Partendo dalla base, dal brodo primordiale e giù a scendere, posso affermare che per voi non sono che la postilla sgualcita di una pagina piegata mentre si beve il caffè o si consuma la titanomachia sul gabinetto di casa. Non è importante che io esista per voi, non è necessario. Così come è del tutto improduttivo il mio continuare a battere a macchina queste lettere sulla tastiera del computer. Queste, non tutte, che sennò dovrei rivedere l’intera pianta dell’edificio della mia esistenza. Non è importante perché non vi sto lasciando niente, probabilmente, se non l’impressione di un delirio. Magari vi state chiedendo da cosa è animato. Se sia successo qualcosa nella mia biografia tale da giustificare un simile sproloquio. Ancora una volta, con buona pace della critica psicoanalitica, è statisticamente probabile che mi stia leggendo da solo.
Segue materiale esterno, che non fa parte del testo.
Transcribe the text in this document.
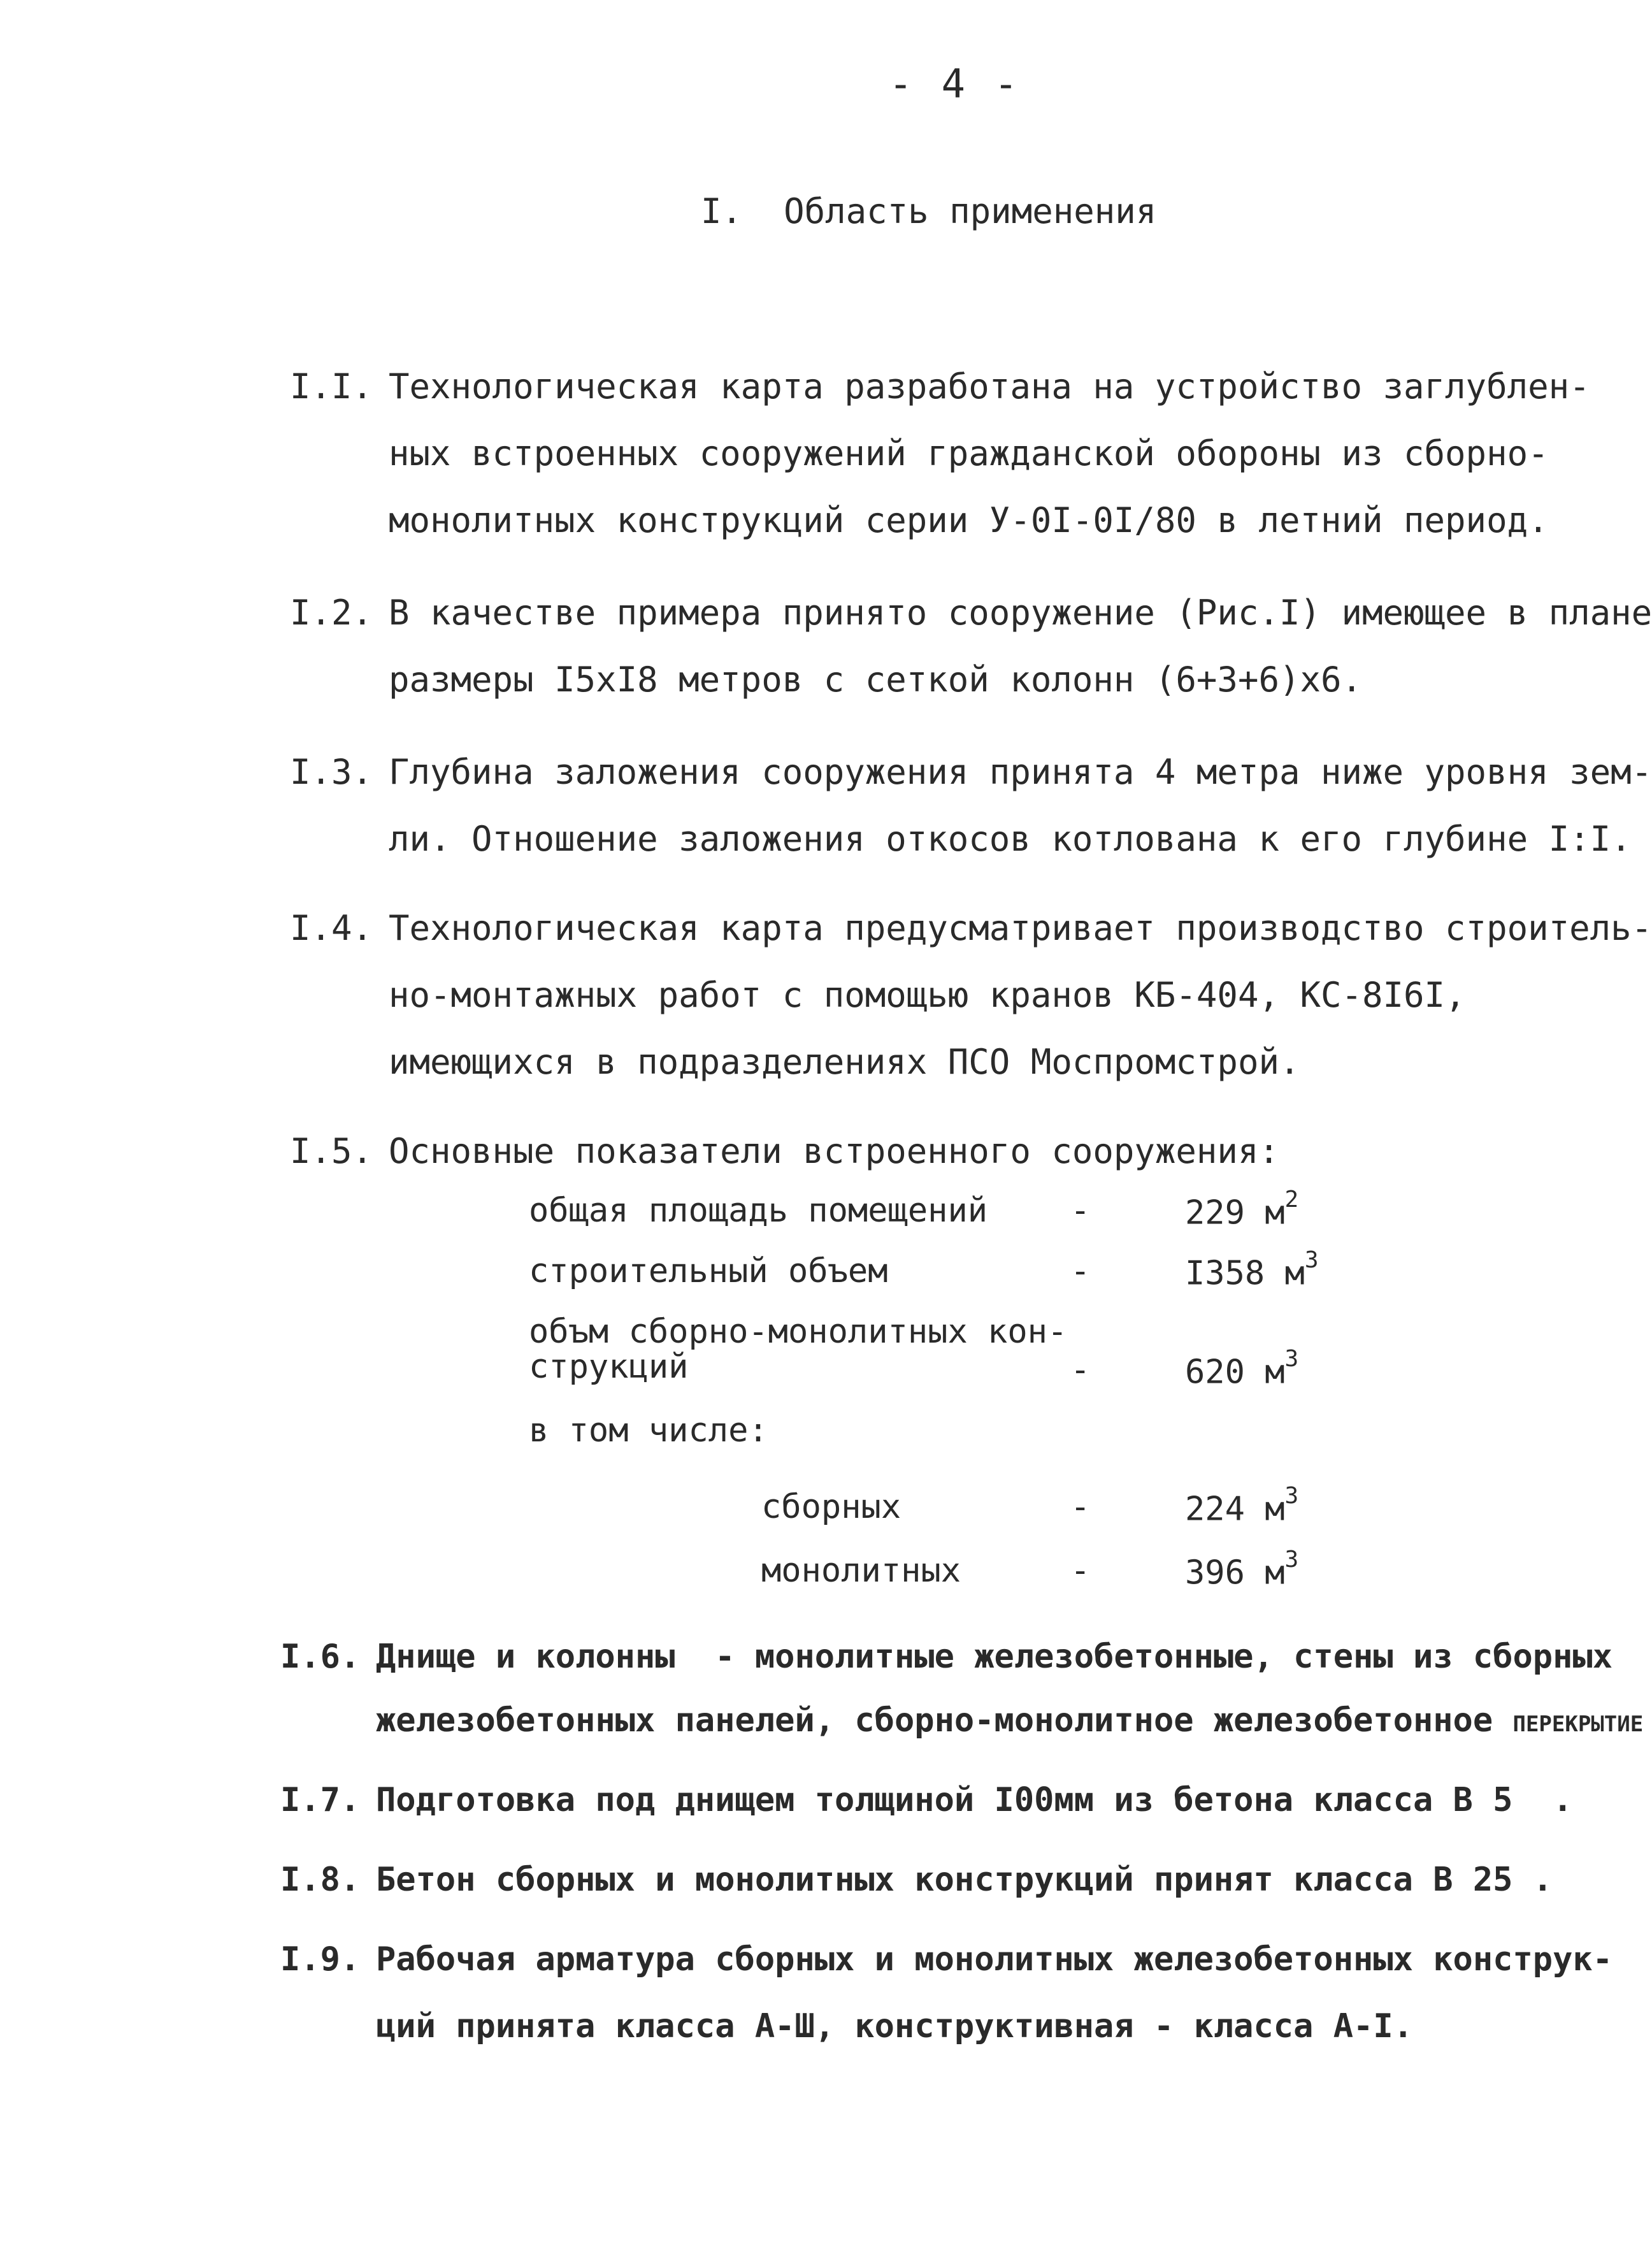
- 4 -
I. Область применения
I.I. Технологическая карта разработана на устройство заглублен-
ных встроенных сооружений гражданской обороны из сборно-
монолитных конструкций серии У-0I-0I/80 в летний период.
I.2. В качестве примера принято сооружение (Рис.I) имеющее в плане
размеры I5хI8 метров с сеткой колонн (6+3+6)х6.
I.3. Глубина заложения сооружения принята 4 метра ниже уровня зем-
ли. Отношение заложения откосов котлована к его глубине I:I.
I.4. Технологическая карта предусматривает производство строитель-
но-монтажных работ с помощью кранов КБ-404, КС-8І6І,
имеющихся в подразделениях ПСО Моспромстрой.
I.5. Основные показатели встроенного сооружения:
общая площадь помещений -	229 $м^2$
строительный объем	-	I358 $м^3$
объм сборно-монолитных кон-
струкций	-	620 $м^3$
в том числе:
сборных	-	224 $м^3$
монолитных	-	396 $м^3$
I.6. Днище и колонны  - монолитные железобетонные, стены из сборных
железобетонных панелей, сборно-монолитное железобетонное ПЕРЕКРЫТИЕ
I.7. Подготовка под днищем толщиной I00мм из бетона класса В 5  .
I.8. Бетон сборных и монолитных конструкций принят класса В 25 .
I.9. Рабочая арматура сборных и монолитных железобетонных конструк-
ций принята класса А-Ш, конструктивная - класса А-I.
È arrivato quello spiacevole momento in cui bisogna tirare le fila del discorso così da scoprire se almeno un nodo s’è creato. Sintetizziamo le conquiste odierne.
Non mi conoscete (tanto che potrei addirittura essere una versione difettosa di ChatGPT). Io non conosco voi (tanto che potreste essere bot prezzolati e stipendiati dalla Cina, visto che a volte ricevo visualizzazioni sospette). Il tempo per vivere spensieratamente è limitato (e io lo sfrutto così, razza di mentecatto). Ci sono pochi elementi contestuali per interpretare con affidabile precisione quel che vado cianciando (cha-cha-cha, ma di Garibaldi, cha-cha-cha / è per pochi, domando scusa).
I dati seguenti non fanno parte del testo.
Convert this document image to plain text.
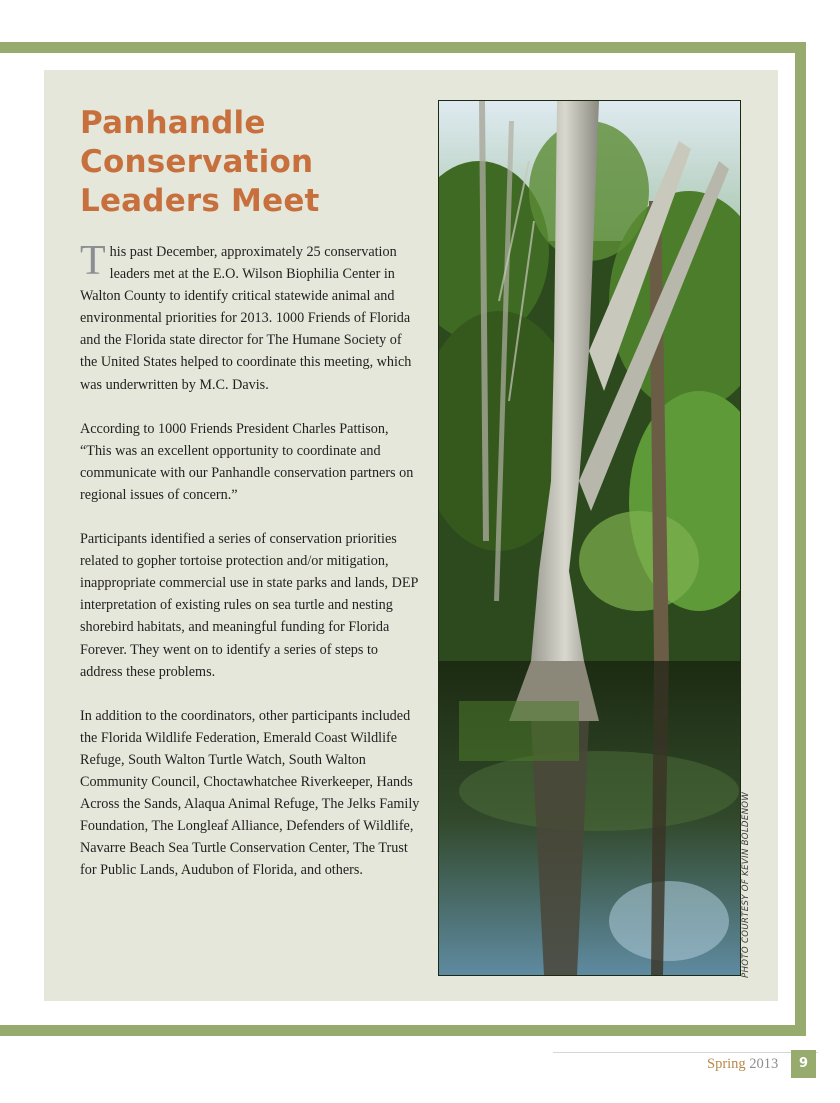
Panhandle
Conservation
Leaders Meet

This past December, approximately 25 conservation leaders met at the E.O. Wilson Biophilia Center in Walton County to identify critical statewide animal and environmental priorities for 2013. 1000 Friends of Florida and the Florida state director for The Humane Society of the United States helped to coordinate this meeting, which was underwritten by M.C. Davis.

According to 1000 Friends President Charles Pattison, “This was an excellent opportunity to coordinate and communicate with our Panhandle conservation partners on regional issues of concern.”

Participants identified a series of conservation priorities related to gopher tortoise protection and/or mitigation, inappropriate commercial use in state parks and lands, DEP interpretation of existing rules on sea turtle and nesting shorebird habitats, and meaningful funding for Florida Forever. They went on to identify a series of steps to address these problems.

In addition to the coordinators, other participants included the Florida Wildlife Federation, Emerald Coast Wildlife Refuge, South Walton Turtle Watch, South Walton Community Council, Choctawhatchee Riverkeeper, Hands Across the Sands, Alaqua Animal Refuge, The Jelks Family Foundation, The Longleaf Alliance, Defenders of Wildlife, Navarre Beach Sea Turtle Conservation Center, The Trust for Public Lands, Audubon of Florida, and others.	PHOTO COURTESY OF KEVIN BOLDENOW
Spring 2013	9
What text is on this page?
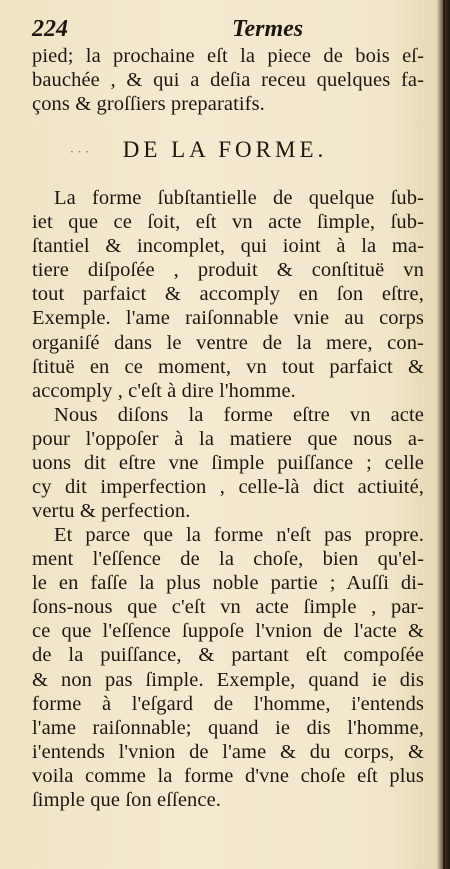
224	Termes
pied; la prochaine eſt la piece de bois eſ-
bauchée , & qui a deſia receu quelques fa-
çons & groſſiers preparatifs.
· · ·	DE LA FORME.
La forme ſubſtantielle de quelque ſub-
iet que ce ſoit, eſt vn acte ſimple, ſub-
ſtantiel & incomplet, qui ioint à la ma-
tiere diſpoſée , produit & conſtituë vn
tout parfaict & accomply en ſon eſtre,
Exemple. l'ame raiſonnable vnie au corps
organiſé dans le ventre de la mere, con-
ſtituë en ce moment, vn tout parfaict &
accomply , c'eſt à dire l'homme.
Nous diſons la forme eſtre vn acte
pour l'oppoſer à la matiere que nous a-
uons dit eſtre vne ſimple puiſſance ; celle
cy dit imperfection , celle-là dict actiuité,
vertu & perfection.
Et parce que la forme n'eſt pas propre.
ment l'eſſence de la choſe, bien qu'el-
le en faſſe la plus noble partie ; Auſſi di-
ſons-nous que c'eſt vn acte ſimple , par-
ce que l'eſſence ſuppoſe l'vnion de l'acte &
de la puiſſance, & partant eſt compoſée
& non pas ſimple. Exemple, quand ie dis
forme à l'eſgard de l'homme, i'entends
l'ame raiſonnable; quand ie dis l'homme,
i'entends l'vnion de l'ame & du corps, &
voila comme la forme d'vne choſe eſt plus
ſimple que ſon eſſence.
Quindi, cosa diavolo ci facciamo qui? Cos’è che stiamo facendo esattamente?
Proverò a rispondere a questa domanda buttando nella mischia solo un paio di spunti.
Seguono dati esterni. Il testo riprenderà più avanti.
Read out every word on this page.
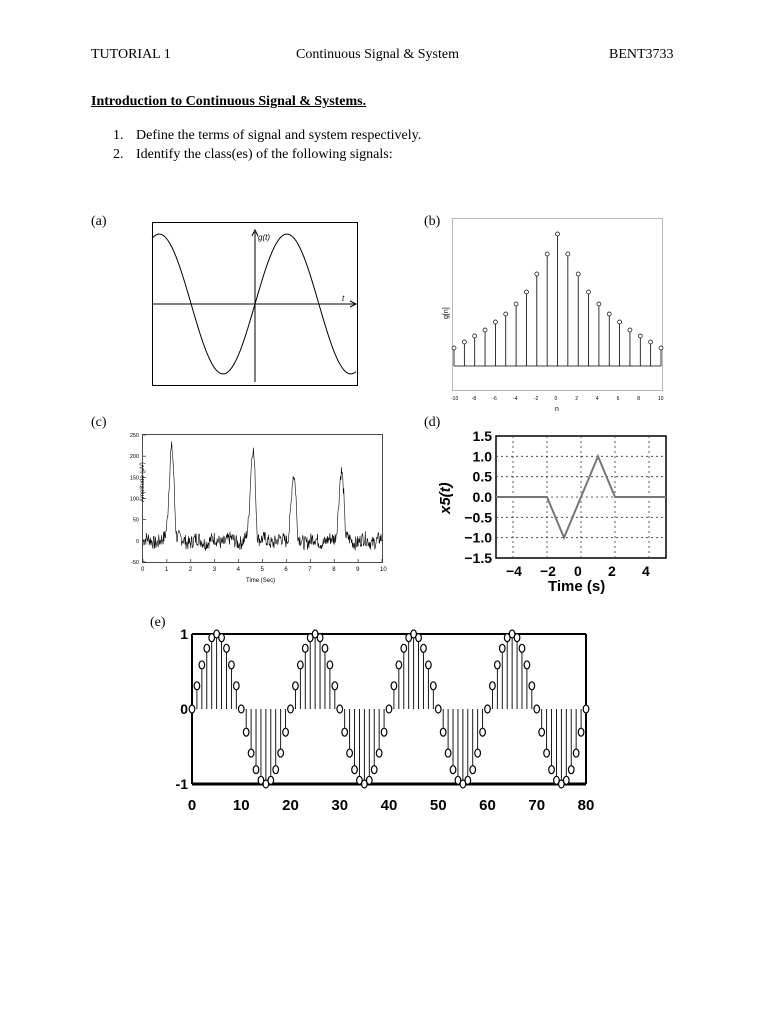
TUTORIAL 1	Continuous Signal & System	BENT3733
Introduction to Continuous Signal & Systems.
1. Define the terms of signal and system respectively.
2. Identify the class(es) of the following signals:
(a)	(b)
(c)	(d)
(e)
g(t)
t
g[n]
n
-10	-8	-6	-4	-2	0	2	4	6	8	10
Amplitude (μV)
Time (Sec)
0	1	2	3	4	5	6	7	8	9	10
-50
0
50
100
150
200
250
x5(t)
Time (s)
−4 −2 0 2 4
1.5
1.0
0.5
0.0
−0.5
−1.0
−1.5
0 10 20 30 40 50 60 70 80
1
0
-1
Primus inter pares: Stiamo condividendo qualcosa. Qualcosa a cui daremo un valore e un senso strada facendo, che costruiamo nel tempo e nella riflessione, qualcosa che, a rigor di logica, pur non avendo peso, siamo in grado di rendere ora un macigno, ora una piuma. E lo stiamo condividendo perché io ho voglia di aprire un canale, un contatto, e voi avete tutta l’intenzione di mantenerlo aperto. Ma quale è il motivo profondo, limaccioso e palustre che ci spinge a comportarci così? La speranza che ci lasci qualcosa, che imprima la sua orma da qualche parte nella nostra vita, sul nostro corpo, sui nostri zebedei preziosissimi. Il terrore di un produttore di cazzate, di ciance, di riflessioni filosofiche, di barzellette, di castronerie, di lazzi, frizzi, schizzi, girigogoli e ghiribizzi (ringraziate Palazzeschi per le liste di sinonimi) è quello di suscitare indifferenza. Non di rimanere anonimo, quello è del tutto secondario. A me, ad esempio, della fama non interessa nulla. Preferirei di gran lunga avere mille lettori assidui che non mi danno un centesimo a tre mecenati ricchissimi che mi riempiono di soldi. Eppure, l’idea che tutto quel che faccio non sia altro che l’ennesimo pezzo, l’ennesimo byte occupato, l’ennesimo disperato S.O.S. egoriferito, è svilente quanto venir schiacciati da un gigante che nemmeno si accorge di aver nella pianta del piede un esserino incastrato, penzolante e pateticuccio. La comunicazione non deve essere mai fine a sé stessa. Conosco le massime di McLuhan, prima che qualche intellettuale mi dia dello scemo, ma resto della mia opinione. Uno scambio che non lascia nulla è inerte, idiota, sciocco, vuoto, inane, sterile e, peccato mortale per quanto mi riguarda, n-o-i-o-s-o.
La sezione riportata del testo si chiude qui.